By THOMAS WATKINS (AP)

LOS ANGELES — A homeless man was arrested and charged with arson for starting a tiny blaze near the spot where a gigantic wildfire erupted in August and went on to kill two firefighters, homicide detectives said Monday.

Babatunsin Olukunle, 25, is the strongest lead to date in the arson investigation stemming from a fire that destroyed 89 homes, burned 250 square miles of national forest and killed two firefighters when their truck plunged off a road. It was one of the largest fires in Southern California history.

The Nigerian man was arrested Thursday and charged Monday with one felony count of recklessly causing a fire. Authorities said he started a fire that charred an area about the size of a table top on Aug. 20 and was quickly extinguished by two U.S. Forest Service workers who happened to be passing and spotted smoke.

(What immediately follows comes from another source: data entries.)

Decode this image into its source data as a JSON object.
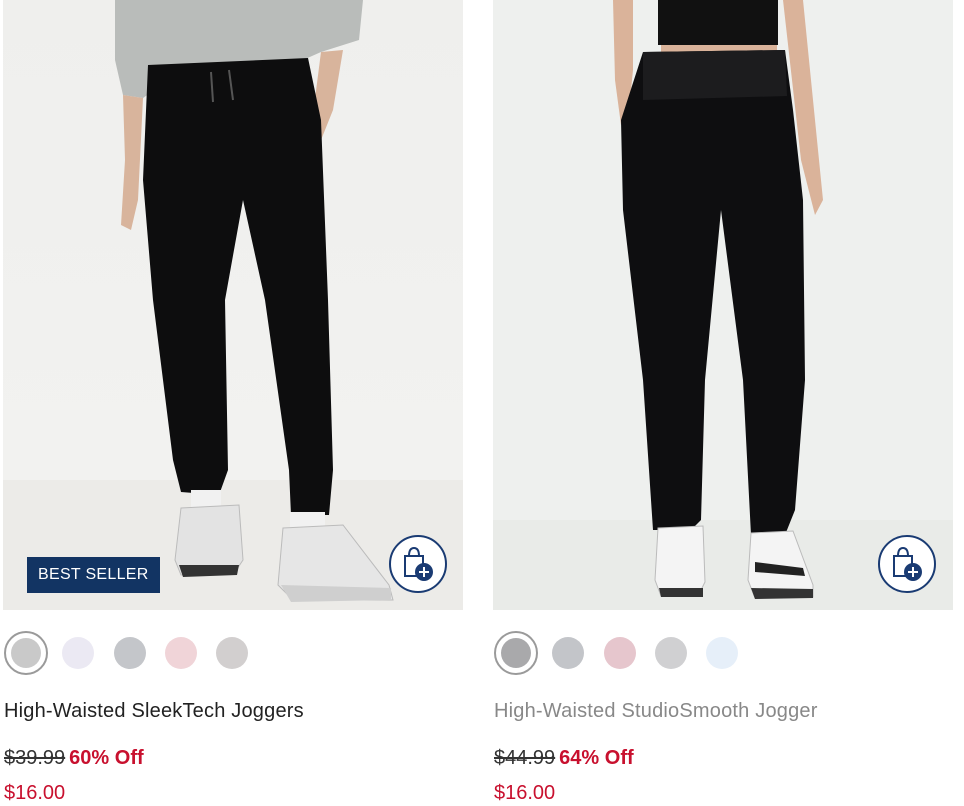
{
  "products": [
    {
      "badge": "BEST SELLER",
      "title": "High-Waisted SleekTech Joggers",
      "original_price": "$39.99",
      "discount": "60% Off",
      "sale_price": "$16.00",
      "swatch_colors": [
        "#c9c9c9",
        "#ebe9f3",
        "#c4c6ca",
        "#f0d4d8",
        "#d2cfcf"
      ],
      "selected_swatch": 0,
      "add_to_bag_icon": "shopping-bag-plus-icon"
    },
    {
      "badge": "",
      "title": "High-Waisted StudioSmooth Jogger",
      "original_price": "$44.99",
      "discount": "64% Off",
      "sale_price": "$16.00",
      "swatch_colors": [
        "#a9a9ab",
        "#c3c5c9",
        "#e6c6cd",
        "#d0d0d2",
        "#e6eff9"
      ],
      "selected_swatch": 0,
      "add_to_bag_icon": "shopping-bag-plus-icon"
    }
  ],
  "colors": {
    "badge_bg": "#123463",
    "sale_red": "#c8102e",
    "bag_border": "#1a3b73"
  }
}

The small fire burned off the side of the Angeles Crest Highway, a mountain road northeast of Los Angeles. Six days later and six miles down the same road, the devastating Station Fire broke out.

Authorities stopped short of calling Olukunle a suspect in the fire, though Los Angeles County Sheriff's Lt. Liam Gallagher said he was the "best lead."

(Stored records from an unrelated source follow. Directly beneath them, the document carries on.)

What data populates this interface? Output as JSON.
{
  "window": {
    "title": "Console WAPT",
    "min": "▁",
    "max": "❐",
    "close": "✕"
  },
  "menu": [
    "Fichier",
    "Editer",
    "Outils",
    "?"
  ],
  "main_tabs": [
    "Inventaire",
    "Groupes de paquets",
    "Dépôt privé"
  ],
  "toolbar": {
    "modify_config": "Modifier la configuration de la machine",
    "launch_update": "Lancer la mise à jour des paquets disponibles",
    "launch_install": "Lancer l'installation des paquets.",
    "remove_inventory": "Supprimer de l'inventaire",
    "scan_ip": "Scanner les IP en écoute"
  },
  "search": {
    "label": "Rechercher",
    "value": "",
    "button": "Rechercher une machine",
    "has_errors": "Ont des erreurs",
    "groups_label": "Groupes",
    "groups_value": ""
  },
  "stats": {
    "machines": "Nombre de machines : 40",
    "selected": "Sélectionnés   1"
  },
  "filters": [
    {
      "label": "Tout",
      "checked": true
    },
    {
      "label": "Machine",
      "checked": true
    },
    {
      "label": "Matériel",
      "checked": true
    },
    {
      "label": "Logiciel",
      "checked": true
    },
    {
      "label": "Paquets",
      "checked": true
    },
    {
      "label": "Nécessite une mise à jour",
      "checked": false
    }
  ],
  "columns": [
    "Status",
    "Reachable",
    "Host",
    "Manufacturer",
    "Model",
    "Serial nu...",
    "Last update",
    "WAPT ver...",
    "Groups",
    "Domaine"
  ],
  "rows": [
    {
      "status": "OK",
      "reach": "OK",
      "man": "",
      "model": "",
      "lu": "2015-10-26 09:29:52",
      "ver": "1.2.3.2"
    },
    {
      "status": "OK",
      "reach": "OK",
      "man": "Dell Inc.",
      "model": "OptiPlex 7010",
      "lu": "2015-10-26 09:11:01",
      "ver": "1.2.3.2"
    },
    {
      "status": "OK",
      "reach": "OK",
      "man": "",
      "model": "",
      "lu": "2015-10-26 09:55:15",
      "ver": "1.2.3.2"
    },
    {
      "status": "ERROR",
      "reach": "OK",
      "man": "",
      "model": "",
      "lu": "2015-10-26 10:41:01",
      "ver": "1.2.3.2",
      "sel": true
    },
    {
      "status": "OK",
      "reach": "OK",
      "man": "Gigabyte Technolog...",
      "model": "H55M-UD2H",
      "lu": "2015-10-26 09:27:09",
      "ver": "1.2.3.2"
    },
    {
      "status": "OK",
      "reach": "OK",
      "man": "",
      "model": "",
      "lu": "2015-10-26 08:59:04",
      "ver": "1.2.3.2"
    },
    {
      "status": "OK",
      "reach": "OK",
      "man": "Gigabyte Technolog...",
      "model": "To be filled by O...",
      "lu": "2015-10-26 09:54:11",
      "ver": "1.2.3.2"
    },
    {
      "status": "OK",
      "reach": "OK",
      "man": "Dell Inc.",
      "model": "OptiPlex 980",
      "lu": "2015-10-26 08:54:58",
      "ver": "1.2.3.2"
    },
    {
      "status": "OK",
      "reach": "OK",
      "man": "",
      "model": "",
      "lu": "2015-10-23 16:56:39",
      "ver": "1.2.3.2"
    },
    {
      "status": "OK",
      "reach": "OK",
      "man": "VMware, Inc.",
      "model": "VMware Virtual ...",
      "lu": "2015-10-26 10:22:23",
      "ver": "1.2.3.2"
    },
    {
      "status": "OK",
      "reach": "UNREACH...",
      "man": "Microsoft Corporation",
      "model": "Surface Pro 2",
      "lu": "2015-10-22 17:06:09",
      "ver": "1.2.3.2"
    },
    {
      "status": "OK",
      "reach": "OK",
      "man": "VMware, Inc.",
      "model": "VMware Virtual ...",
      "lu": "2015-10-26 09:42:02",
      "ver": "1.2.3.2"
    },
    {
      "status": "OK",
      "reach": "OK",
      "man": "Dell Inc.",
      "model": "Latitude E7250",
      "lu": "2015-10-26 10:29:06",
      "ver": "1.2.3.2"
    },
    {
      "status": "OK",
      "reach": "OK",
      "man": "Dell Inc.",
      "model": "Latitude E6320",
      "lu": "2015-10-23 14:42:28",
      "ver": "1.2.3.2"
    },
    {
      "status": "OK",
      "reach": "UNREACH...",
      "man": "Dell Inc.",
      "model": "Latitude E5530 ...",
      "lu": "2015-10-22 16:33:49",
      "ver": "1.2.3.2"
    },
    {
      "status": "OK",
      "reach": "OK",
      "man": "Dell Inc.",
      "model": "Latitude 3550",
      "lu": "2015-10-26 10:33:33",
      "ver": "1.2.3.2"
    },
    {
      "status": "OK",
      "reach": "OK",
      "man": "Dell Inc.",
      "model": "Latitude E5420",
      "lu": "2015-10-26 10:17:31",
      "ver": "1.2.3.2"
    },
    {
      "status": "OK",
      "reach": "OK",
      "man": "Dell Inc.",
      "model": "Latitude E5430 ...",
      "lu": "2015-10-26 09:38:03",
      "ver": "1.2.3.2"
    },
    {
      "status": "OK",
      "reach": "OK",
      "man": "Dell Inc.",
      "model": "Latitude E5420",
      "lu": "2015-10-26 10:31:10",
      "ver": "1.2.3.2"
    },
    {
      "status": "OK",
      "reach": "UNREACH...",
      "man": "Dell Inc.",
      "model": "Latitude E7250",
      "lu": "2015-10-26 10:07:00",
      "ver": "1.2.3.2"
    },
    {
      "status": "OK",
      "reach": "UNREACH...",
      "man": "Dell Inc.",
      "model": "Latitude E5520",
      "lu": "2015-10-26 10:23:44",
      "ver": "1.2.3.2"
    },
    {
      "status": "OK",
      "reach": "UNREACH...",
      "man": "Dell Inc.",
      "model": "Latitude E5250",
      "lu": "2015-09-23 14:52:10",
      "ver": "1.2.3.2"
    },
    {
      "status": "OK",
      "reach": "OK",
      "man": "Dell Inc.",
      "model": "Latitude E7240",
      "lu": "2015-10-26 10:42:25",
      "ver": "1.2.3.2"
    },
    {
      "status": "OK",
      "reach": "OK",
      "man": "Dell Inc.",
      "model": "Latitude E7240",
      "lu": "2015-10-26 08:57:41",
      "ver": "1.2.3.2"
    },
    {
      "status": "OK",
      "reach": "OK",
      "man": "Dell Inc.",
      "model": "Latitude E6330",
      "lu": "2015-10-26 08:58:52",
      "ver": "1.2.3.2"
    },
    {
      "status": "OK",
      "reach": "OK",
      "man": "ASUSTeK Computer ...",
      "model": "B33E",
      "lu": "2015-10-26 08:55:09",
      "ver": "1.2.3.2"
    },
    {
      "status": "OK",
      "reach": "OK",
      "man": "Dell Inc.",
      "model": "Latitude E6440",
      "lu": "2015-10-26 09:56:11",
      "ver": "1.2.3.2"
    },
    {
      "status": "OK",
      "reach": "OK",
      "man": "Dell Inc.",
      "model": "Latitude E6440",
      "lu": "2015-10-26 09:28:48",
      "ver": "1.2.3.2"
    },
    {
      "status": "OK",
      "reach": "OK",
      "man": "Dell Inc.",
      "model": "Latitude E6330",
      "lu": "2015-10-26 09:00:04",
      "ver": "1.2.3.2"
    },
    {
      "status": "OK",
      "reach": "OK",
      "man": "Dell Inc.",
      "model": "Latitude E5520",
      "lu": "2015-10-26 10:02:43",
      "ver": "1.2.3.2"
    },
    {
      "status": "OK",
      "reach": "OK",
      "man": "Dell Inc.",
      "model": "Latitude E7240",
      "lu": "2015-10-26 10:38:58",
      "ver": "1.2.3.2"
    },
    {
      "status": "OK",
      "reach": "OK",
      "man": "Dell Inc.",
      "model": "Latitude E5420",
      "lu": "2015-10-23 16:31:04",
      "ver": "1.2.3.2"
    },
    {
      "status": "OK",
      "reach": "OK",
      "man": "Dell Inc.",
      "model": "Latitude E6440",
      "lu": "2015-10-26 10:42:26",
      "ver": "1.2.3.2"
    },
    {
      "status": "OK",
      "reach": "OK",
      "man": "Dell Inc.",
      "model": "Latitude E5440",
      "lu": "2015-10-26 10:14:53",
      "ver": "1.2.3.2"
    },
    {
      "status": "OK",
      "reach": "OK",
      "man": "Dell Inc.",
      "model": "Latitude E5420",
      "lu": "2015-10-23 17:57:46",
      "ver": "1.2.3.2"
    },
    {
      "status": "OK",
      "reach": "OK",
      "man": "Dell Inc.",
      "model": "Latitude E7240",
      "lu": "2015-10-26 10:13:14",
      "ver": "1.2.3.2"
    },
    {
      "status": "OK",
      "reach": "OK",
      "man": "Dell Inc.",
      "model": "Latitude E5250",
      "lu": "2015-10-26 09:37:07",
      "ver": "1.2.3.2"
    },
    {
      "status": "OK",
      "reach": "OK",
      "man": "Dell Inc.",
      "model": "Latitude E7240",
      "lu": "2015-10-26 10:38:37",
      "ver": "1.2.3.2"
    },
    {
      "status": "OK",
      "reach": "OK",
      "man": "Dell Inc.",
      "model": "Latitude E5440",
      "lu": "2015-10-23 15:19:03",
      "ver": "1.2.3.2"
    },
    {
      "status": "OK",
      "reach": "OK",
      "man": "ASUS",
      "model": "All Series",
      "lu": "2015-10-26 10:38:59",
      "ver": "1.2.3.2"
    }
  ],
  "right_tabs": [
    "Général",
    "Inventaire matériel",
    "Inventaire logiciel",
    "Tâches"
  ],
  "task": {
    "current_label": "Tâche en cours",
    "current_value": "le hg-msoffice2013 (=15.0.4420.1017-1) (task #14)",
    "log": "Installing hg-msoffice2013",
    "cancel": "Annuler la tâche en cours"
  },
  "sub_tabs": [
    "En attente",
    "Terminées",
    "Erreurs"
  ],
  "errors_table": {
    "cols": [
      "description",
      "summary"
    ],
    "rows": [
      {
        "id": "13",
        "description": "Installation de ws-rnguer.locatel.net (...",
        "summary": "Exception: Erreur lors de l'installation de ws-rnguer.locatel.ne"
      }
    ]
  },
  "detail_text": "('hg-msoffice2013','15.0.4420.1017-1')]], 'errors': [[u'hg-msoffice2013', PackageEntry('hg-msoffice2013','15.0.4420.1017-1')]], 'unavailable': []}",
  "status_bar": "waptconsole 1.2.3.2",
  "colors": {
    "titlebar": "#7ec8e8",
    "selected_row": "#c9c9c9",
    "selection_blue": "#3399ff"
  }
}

"I can't put him as a suspect, we don't have enough evidence at this time," Gallagher said.

Olukunle was due to be arraigned later Monday. It was not clear if he had been assigned an attorney.

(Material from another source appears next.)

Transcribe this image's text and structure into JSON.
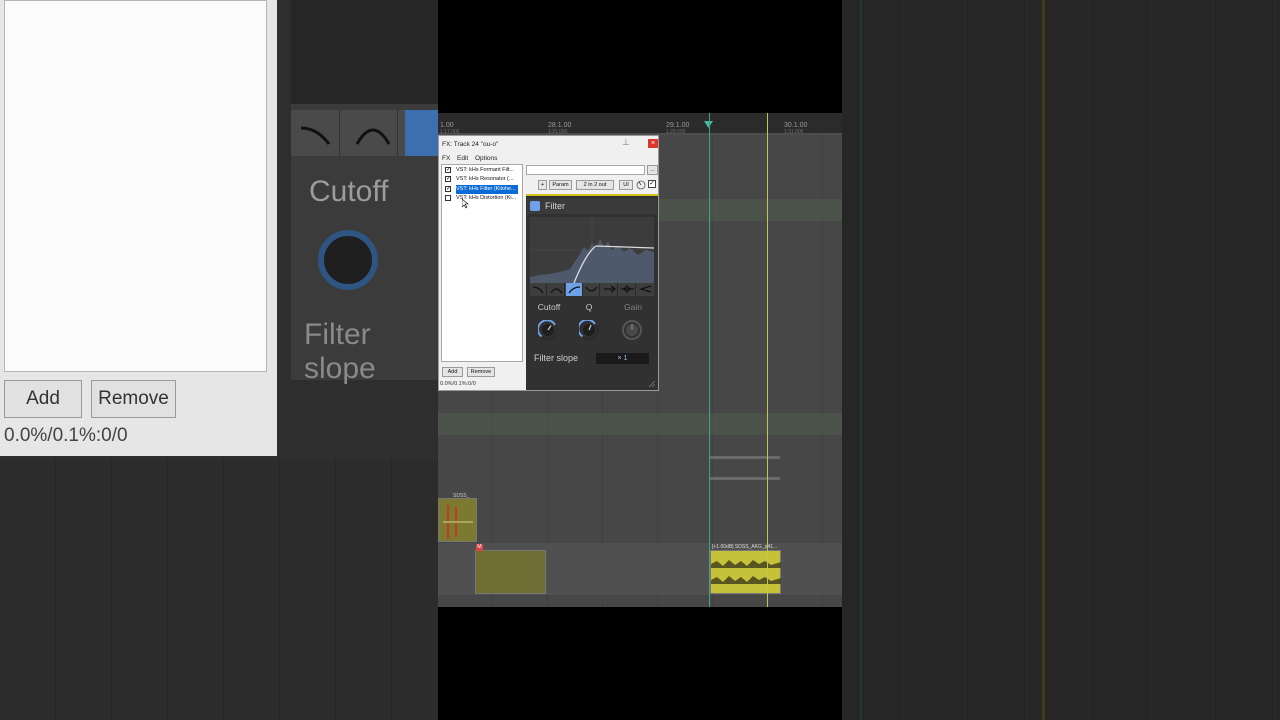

Stan Goldman, a criminal law professor at Loyola Law School in Los Angeles, said it appeared that the homicide detectives investigating Station Fire considered Olukunle to be a person of interest in that blaze.

"Why would homicide be interested in investigating someone for starting a fire in which no one died, " Goldman said. "There is no point in them going out to arrest someone unless they think he is involved in a homicide."

The two Forest Service workers who put out the small blaze saw Olukunle walking into the forest and away from the fire. He was a familiar sight to users of the road and had been seen pushing a cart filled with recyclables up the steep road.

He was arrested in Lancaster when two patrol deputies spotted him walking down a street carrying a bag of aluminum cans.

Olukunle, who dropped out of the University of California, Davis, in 2004, told detectives he'd been sleeping in the mountains.

"He seems rational, understands everything," Gallagher said. "He's quite articulate and appears smart, he just has gone to a different lifestyle."

Detectives questioned Olukunle about the Station Fire but Gallagher said he would not give any details about what was discussed.

His family emigrated from Nigeria in 1999.